Белария колебалась недолго. Я предлагала ей решение проблемы, и особых причин отказываться она не видела. Так что вскоре я поднялась по лестнице с подносом в руках и остановилась, приблизившись к наглухо закрытой двери. А как тут не остановиться, когда дорогу преграждает огромных габаритов бабища с каменным лицом и увесистым молитвенником наперевес? Право слово, обыкновенный конвоир внушал бы своим видом значительно меньший ужас.
— Ты кто такая? — сурово сдвинула брови монахиня.
— Послушница Эрта, — робко ответила я. — Сестра Белария отправила меня сюда с подносом.
— Сестра Полинария сегодня больна, — пояснила ещё одна монахиня, прислушивавшаяся к нашему разговору.
Охранница окинула меня оценивающим и одновременно уничижительным взглядом. Я постаралась сжаться в комок.
— Ну ладно, проходи, — постановила наконец она. — Постой-ка!
Она остановила меня у самой двери, насыпала в чашку с компотом какой-то порошок и как следует размешала. Я пригляделась к содержимому. Вроде бы выглядит так же, как прежде, только и без того красноватый оттенок жидкости казался теперь кроваво-алым.
— Что это? — рискнула спросить я.
Не задай я этого вопроса, столь глобальное отсутствие любопытства могло бы показаться подозрительным.
— Тебе какое дело? Успокоительное, — проворчала монахиня. — Девчонка душевно больна и неуравновешенна. Ей требуется помощь лекарей, но она отказывается от лекарств. Приходится идти на хитрость, для её же блага. Вот мы и идём на этот грех ради спасения её тела и души. Так что ты проходи, да помалкивай. Войдёшь, поставишь всё это на стол. Если удастся, дождись, чтобы она начала есть и пить при тебе. Не выйдет, просто забирай поднос и уходи.

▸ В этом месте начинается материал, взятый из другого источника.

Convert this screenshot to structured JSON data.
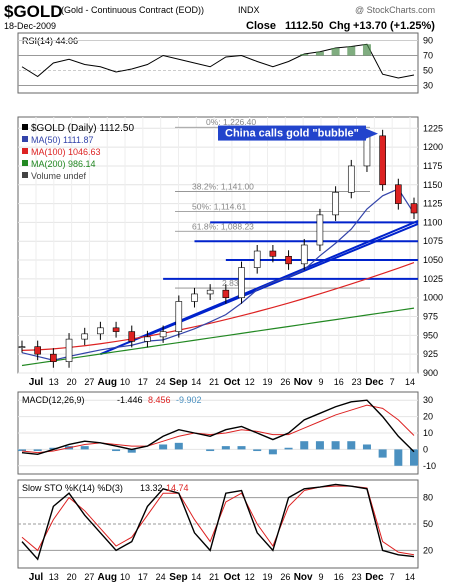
{
  "header": {
    "symbol": "$GOLD",
    "name": "(Gold - Continuous Contract (EOD))",
    "exchange": "INDX",
    "copyright": "@ StockCharts.com",
    "date": "18-Dec-2009",
    "close_label": "Close",
    "close_value": "1112.50",
    "chg_label": "Chg",
    "chg_value": "+13.70 (+1.25%)",
    "chg_arrow": "▲"
  },
  "rsi": {
    "label": "RSI(14) 44.06",
    "ticks": [
      "90",
      "70",
      "50",
      "30"
    ]
  },
  "price_panel": {
    "legend": [
      {
        "text": "$GOLD (Daily) 1112.50",
        "color": "#000000"
      },
      {
        "text": "MA(50) 1111.87",
        "color": "#3344aa"
      },
      {
        "text": "MA(100) 1046.63",
        "color": "#dd2222"
      },
      {
        "text": "MA(200) 986.14",
        "color": "#228822"
      },
      {
        "text": "Volume undef",
        "color": "#444444"
      }
    ],
    "annotation": "China calls gold \"bubble\"",
    "fib_levels": [
      "0%: 1,226.40",
      "38.2%: 1,141.00",
      "50%: 1,114.61",
      "61.8%: 1,088.23",
      "2.83"
    ],
    "ticks": [
      "1225",
      "1200",
      "1175",
      "1150",
      "1125",
      "1100",
      "1075",
      "1050",
      "1025",
      "1000",
      "975",
      "950",
      "925",
      "900"
    ]
  },
  "x_labels": [
    "Jul",
    "13",
    "20",
    "27",
    "Aug",
    "10",
    "17",
    "24",
    "Sep",
    "14",
    "21",
    "Oct",
    "12",
    "19",
    "26",
    "Nov",
    "9",
    "16",
    "23",
    "Dec",
    "7",
    "14"
  ],
  "macd": {
    "label": "MACD(12,26,9)",
    "value1": "-1.446",
    "value2": "8.456",
    "value3": "-9.902",
    "ticks": [
      "30",
      "20",
      "10",
      "0",
      "-10"
    ]
  },
  "sto": {
    "label": "Slow STO %K(14) %D(3)",
    "value1": "13.32",
    "value2": "14.74",
    "ticks": [
      "80",
      "50",
      "20"
    ]
  },
  "chart_data": {
    "type": "candlestick",
    "title": "$GOLD (Gold - Continuous Contract (EOD))",
    "price_ylim": [
      900,
      1240
    ],
    "price": [
      {
        "d": "Jul 1",
        "v": 935
      },
      {
        "d": "Jul 8",
        "v": 925
      },
      {
        "d": "Jul 13",
        "v": 915
      },
      {
        "d": "Jul 20",
        "v": 945
      },
      {
        "d": "Jul 27",
        "v": 952
      },
      {
        "d": "Aug 3",
        "v": 960
      },
      {
        "d": "Aug 10",
        "v": 955
      },
      {
        "d": "Aug 17",
        "v": 942
      },
      {
        "d": "Aug 24",
        "v": 948
      },
      {
        "d": "Aug 31",
        "v": 955
      },
      {
        "d": "Sep 8",
        "v": 995
      },
      {
        "d": "Sep 14",
        "v": 1005
      },
      {
        "d": "Sep 21",
        "v": 1010
      },
      {
        "d": "Sep 28",
        "v": 1000
      },
      {
        "d": "Oct 5",
        "v": 1040
      },
      {
        "d": "Oct 12",
        "v": 1062
      },
      {
        "d": "Oct 19",
        "v": 1055
      },
      {
        "d": "Oct 26",
        "v": 1045
      },
      {
        "d": "Nov 2",
        "v": 1070
      },
      {
        "d": "Nov 9",
        "v": 1110
      },
      {
        "d": "Nov 16",
        "v": 1140
      },
      {
        "d": "Nov 23",
        "v": 1175
      },
      {
        "d": "Dec 1",
        "v": 1215
      },
      {
        "d": "Dec 7",
        "v": 1150
      },
      {
        "d": "Dec 14",
        "v": 1125
      },
      {
        "d": "Dec 18",
        "v": 1112.5
      }
    ],
    "ma50_end": 1111.87,
    "ma100_end": 1046.63,
    "ma200_end": 986.14,
    "horizontal_levels": [
      1100,
      1075,
      1050,
      1025
    ],
    "rsi_ylim": [
      20,
      100
    ],
    "rsi": [
      55,
      42,
      60,
      65,
      58,
      55,
      48,
      52,
      58,
      70,
      65,
      60,
      55,
      68,
      70,
      62,
      55,
      62,
      72,
      75,
      80,
      82,
      85,
      45,
      40,
      44
    ],
    "macd_ylim": [
      -15,
      35
    ],
    "macd": [
      -2,
      -3,
      0,
      3,
      5,
      4,
      2,
      0,
      2,
      8,
      12,
      10,
      8,
      12,
      14,
      10,
      6,
      10,
      18,
      22,
      26,
      29,
      30,
      20,
      8,
      -1.4
    ],
    "macd_signal": [
      -1,
      -2,
      -1,
      1,
      3,
      4,
      3,
      2,
      2,
      5,
      8,
      10,
      9,
      10,
      12,
      11,
      9,
      9,
      13,
      17,
      21,
      24,
      27,
      25,
      18,
      8.5
    ],
    "sto_ylim": [
      0,
      100
    ],
    "sto_k": [
      30,
      10,
      70,
      85,
      60,
      40,
      20,
      30,
      70,
      90,
      85,
      40,
      20,
      85,
      88,
      40,
      20,
      80,
      90,
      92,
      95,
      93,
      90,
      20,
      15,
      13
    ],
    "sto_d": [
      35,
      20,
      55,
      80,
      65,
      45,
      25,
      35,
      60,
      85,
      85,
      55,
      30,
      75,
      85,
      50,
      25,
      70,
      88,
      92,
      93,
      93,
      91,
      30,
      18,
      15
    ]
  }
}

За посудой Белария пришлёт позднее.
— А как же она без ножа и вилки есть будет? — сыграла дурочку я.
Причины отсутствия этих предметов на подносе были мне вполне очевидны.

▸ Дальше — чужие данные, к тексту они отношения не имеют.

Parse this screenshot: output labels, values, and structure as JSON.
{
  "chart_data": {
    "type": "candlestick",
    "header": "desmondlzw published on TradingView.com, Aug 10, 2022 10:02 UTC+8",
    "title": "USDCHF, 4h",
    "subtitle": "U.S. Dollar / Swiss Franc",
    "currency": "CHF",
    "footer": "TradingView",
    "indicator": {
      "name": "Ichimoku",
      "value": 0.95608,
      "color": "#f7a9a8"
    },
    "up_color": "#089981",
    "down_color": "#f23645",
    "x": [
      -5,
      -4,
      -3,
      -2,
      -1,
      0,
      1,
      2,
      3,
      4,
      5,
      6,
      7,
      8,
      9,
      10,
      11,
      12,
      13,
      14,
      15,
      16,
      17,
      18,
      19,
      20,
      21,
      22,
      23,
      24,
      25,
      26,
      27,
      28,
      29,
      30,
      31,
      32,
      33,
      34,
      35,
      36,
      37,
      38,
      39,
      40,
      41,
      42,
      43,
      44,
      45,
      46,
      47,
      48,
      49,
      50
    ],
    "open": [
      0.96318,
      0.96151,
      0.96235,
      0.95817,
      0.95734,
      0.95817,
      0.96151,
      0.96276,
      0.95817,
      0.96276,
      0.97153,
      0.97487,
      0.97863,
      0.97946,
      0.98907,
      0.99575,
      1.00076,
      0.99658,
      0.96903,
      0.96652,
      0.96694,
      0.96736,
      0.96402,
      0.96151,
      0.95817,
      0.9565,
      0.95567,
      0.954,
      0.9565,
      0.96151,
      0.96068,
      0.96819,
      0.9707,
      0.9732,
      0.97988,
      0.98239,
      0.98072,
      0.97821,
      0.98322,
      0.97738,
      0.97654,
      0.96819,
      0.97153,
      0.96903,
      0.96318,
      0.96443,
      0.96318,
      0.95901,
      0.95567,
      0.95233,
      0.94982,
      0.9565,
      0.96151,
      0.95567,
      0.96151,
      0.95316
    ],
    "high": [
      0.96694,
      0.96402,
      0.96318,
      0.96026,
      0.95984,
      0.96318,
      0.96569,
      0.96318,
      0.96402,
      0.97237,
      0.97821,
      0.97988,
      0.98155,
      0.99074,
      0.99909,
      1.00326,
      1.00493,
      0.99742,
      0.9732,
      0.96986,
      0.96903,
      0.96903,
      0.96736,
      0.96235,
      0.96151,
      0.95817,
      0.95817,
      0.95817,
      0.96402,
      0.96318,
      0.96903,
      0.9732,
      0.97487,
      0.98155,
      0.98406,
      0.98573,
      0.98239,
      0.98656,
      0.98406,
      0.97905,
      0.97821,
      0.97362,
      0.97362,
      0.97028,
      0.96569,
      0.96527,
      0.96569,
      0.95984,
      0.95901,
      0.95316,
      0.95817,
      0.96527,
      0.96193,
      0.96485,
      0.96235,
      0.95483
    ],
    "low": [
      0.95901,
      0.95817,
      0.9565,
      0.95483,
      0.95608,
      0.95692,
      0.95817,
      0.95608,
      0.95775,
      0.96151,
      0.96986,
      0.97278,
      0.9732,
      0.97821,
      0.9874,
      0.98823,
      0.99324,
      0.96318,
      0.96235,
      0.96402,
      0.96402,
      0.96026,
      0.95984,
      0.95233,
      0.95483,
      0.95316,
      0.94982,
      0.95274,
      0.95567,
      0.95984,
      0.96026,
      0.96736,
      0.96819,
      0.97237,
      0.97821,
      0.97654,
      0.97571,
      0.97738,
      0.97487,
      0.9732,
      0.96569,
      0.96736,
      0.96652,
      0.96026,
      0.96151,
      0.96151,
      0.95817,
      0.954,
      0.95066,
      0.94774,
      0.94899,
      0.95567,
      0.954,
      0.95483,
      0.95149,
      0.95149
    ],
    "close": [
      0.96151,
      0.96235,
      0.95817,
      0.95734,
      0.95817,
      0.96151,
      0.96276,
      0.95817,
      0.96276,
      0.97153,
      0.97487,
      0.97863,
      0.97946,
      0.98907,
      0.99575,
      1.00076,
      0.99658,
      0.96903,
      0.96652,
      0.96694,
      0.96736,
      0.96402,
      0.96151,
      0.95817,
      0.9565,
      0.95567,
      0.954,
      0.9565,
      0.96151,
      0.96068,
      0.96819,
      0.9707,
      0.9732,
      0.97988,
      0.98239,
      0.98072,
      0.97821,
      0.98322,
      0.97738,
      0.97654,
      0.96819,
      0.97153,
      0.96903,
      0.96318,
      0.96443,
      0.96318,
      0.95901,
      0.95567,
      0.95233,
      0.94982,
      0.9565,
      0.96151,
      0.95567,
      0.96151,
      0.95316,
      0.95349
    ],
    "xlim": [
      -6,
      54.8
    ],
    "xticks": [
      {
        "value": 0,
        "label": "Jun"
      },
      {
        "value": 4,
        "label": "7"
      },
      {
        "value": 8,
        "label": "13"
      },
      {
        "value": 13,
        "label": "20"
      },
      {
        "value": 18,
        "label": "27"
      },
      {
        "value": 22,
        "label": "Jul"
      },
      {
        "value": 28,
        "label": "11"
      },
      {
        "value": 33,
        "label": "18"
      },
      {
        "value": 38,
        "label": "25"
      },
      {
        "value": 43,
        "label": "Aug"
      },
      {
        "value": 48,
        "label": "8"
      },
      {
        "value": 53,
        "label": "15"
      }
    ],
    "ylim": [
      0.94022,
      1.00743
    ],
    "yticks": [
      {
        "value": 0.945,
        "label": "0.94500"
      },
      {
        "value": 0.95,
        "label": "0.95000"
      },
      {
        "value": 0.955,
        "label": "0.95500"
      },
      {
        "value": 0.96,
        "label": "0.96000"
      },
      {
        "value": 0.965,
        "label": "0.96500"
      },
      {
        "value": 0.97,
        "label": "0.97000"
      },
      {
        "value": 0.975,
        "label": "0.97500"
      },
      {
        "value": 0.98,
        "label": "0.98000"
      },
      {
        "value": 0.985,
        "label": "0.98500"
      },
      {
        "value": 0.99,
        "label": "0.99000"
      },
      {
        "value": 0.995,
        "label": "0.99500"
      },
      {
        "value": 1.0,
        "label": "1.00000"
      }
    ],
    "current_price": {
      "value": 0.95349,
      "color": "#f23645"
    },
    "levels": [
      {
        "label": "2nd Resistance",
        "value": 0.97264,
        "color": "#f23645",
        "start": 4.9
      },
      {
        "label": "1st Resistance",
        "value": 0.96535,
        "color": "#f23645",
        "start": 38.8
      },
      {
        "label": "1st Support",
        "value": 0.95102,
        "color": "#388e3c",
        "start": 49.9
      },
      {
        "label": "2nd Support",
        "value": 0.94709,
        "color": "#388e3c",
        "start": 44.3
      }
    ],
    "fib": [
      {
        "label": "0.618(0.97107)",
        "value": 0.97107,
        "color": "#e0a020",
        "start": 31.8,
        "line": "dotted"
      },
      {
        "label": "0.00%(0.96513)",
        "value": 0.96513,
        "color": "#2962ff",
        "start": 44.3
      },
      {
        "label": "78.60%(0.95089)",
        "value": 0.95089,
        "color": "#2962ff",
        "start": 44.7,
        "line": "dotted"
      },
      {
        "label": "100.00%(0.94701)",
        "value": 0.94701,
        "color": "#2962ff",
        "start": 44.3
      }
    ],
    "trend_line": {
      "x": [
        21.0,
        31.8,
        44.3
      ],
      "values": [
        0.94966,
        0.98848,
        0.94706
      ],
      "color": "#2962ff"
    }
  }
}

— Не твоего ума дело, — не слишком вежливо, но и беззлобно откликнулась монахиня. — Ну, ступай. У тебя небось и другой работы хватает.

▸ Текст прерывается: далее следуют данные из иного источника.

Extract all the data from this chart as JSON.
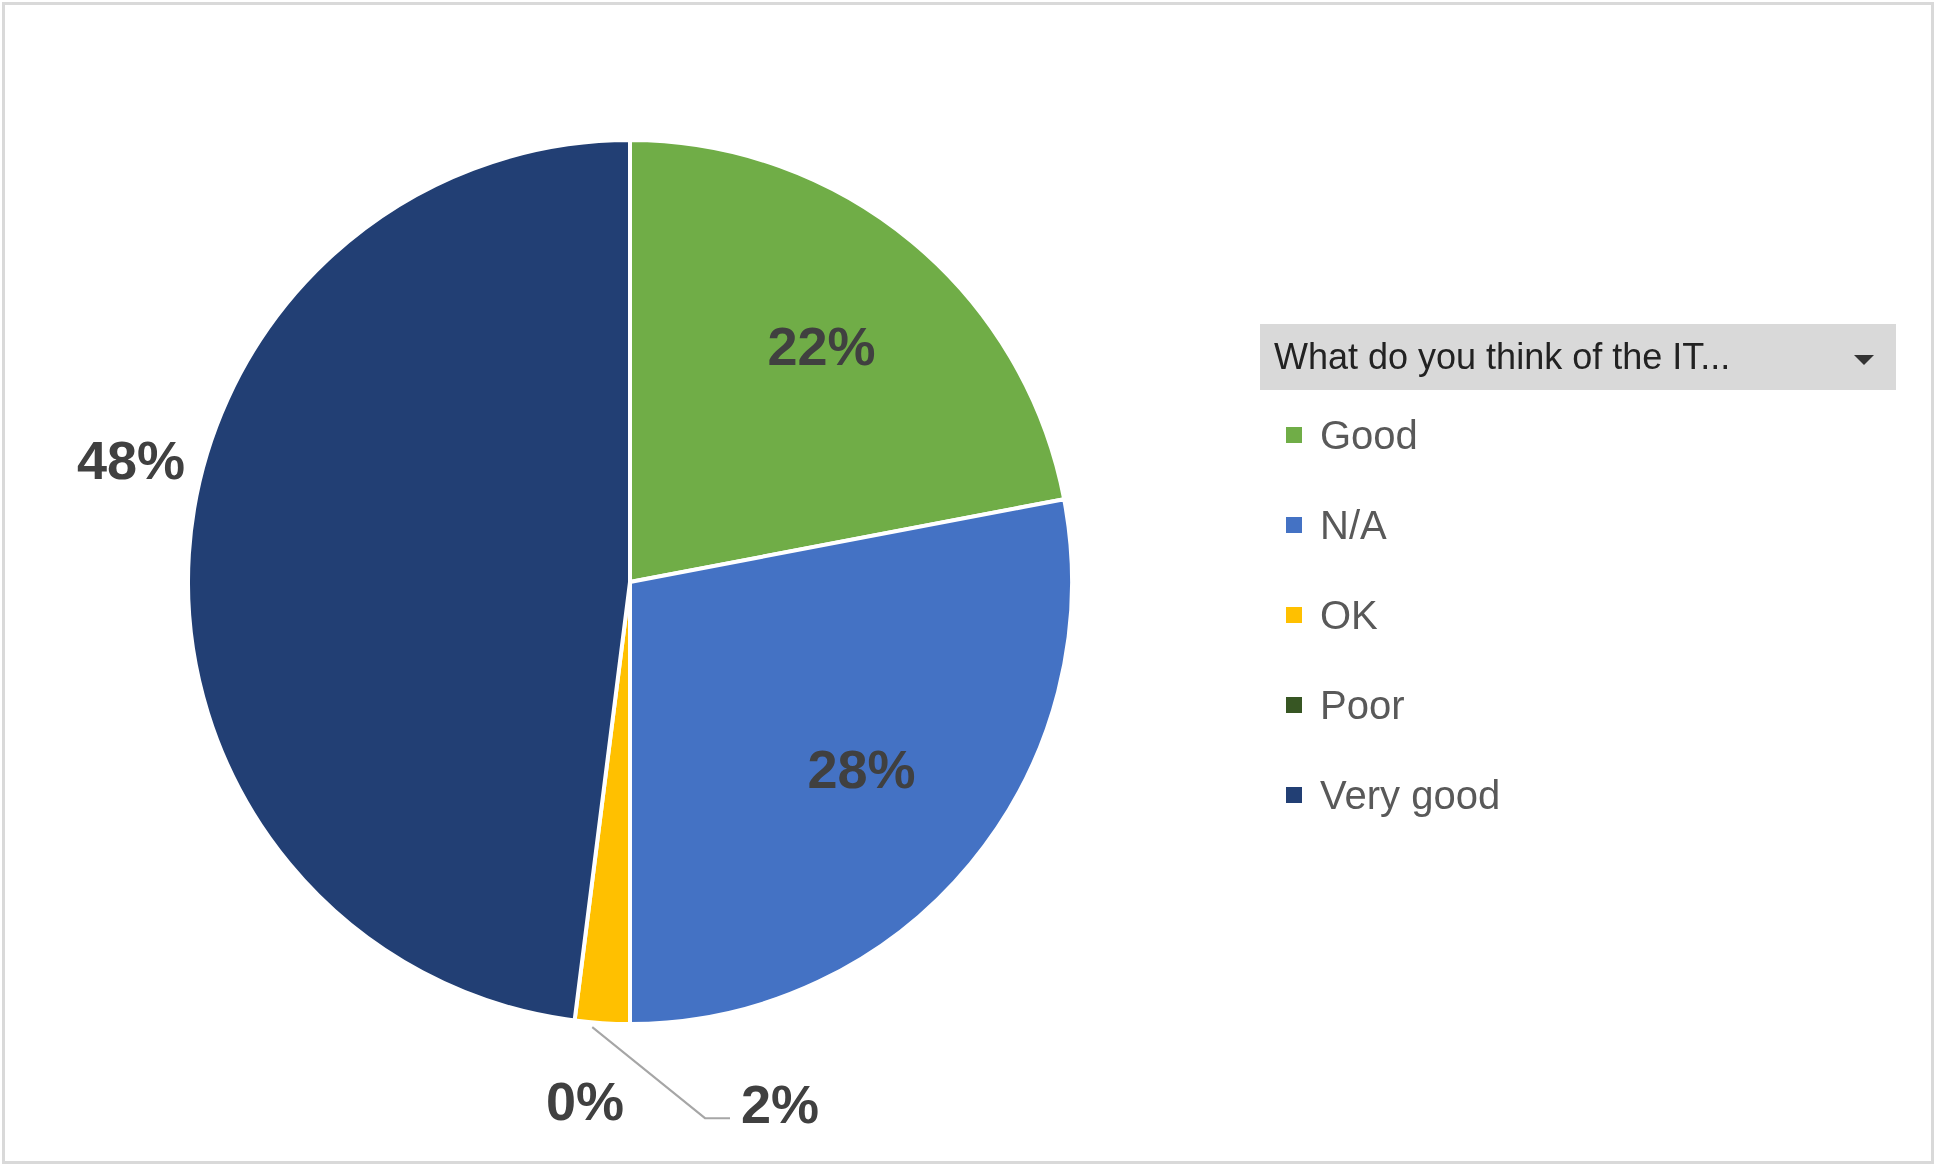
{
  "chart_data": {
    "type": "pie",
    "legend_title": "What do you think of the IT...",
    "categories": [
      "Good",
      "N/A",
      "OK",
      "Poor",
      "Very good"
    ],
    "values": [
      22,
      28,
      2,
      0,
      48
    ],
    "value_labels": [
      "22%",
      "28%",
      "2%",
      "0%",
      "48%"
    ],
    "colors": [
      "#70ad47",
      "#4472c4",
      "#ffc000",
      "#375623",
      "#223f74"
    ],
    "legend": "right"
  }
}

После этого она громко постучала, а затем распахнула дверь.
Я шагнула вперёд, попутно принюхиваясь к содержимому чашки. Ну да, можно назвать это и успокоительным. За месяц или за три, тут уж всё зависит от организма, принимающий этот настой успокоится так, что ни о каких нервных срывах речи и правда не пойдёт. Человек будет спокоен, послушен и совершенно безразличен к окружающему миру. Ни тебе скандалов, ни истерик, ни попыток побега. И постриг примет без вопросов и слёз, и все бумаги, какие нужно, подпишет, причём заметим: не под пытками и не под страхом смерти.
Я вошла в комнату, морально готовясь. Что-то я сейчас увижу. Бедняга Андре. Девочку-то я, конечно, вытащу, но если их "успокоительное" уже дало свой эффект, результат может сильно ему не понравиться. А можно ли дать делу обратный ход, я, признаться, не уверена. Не специалист я по целительству.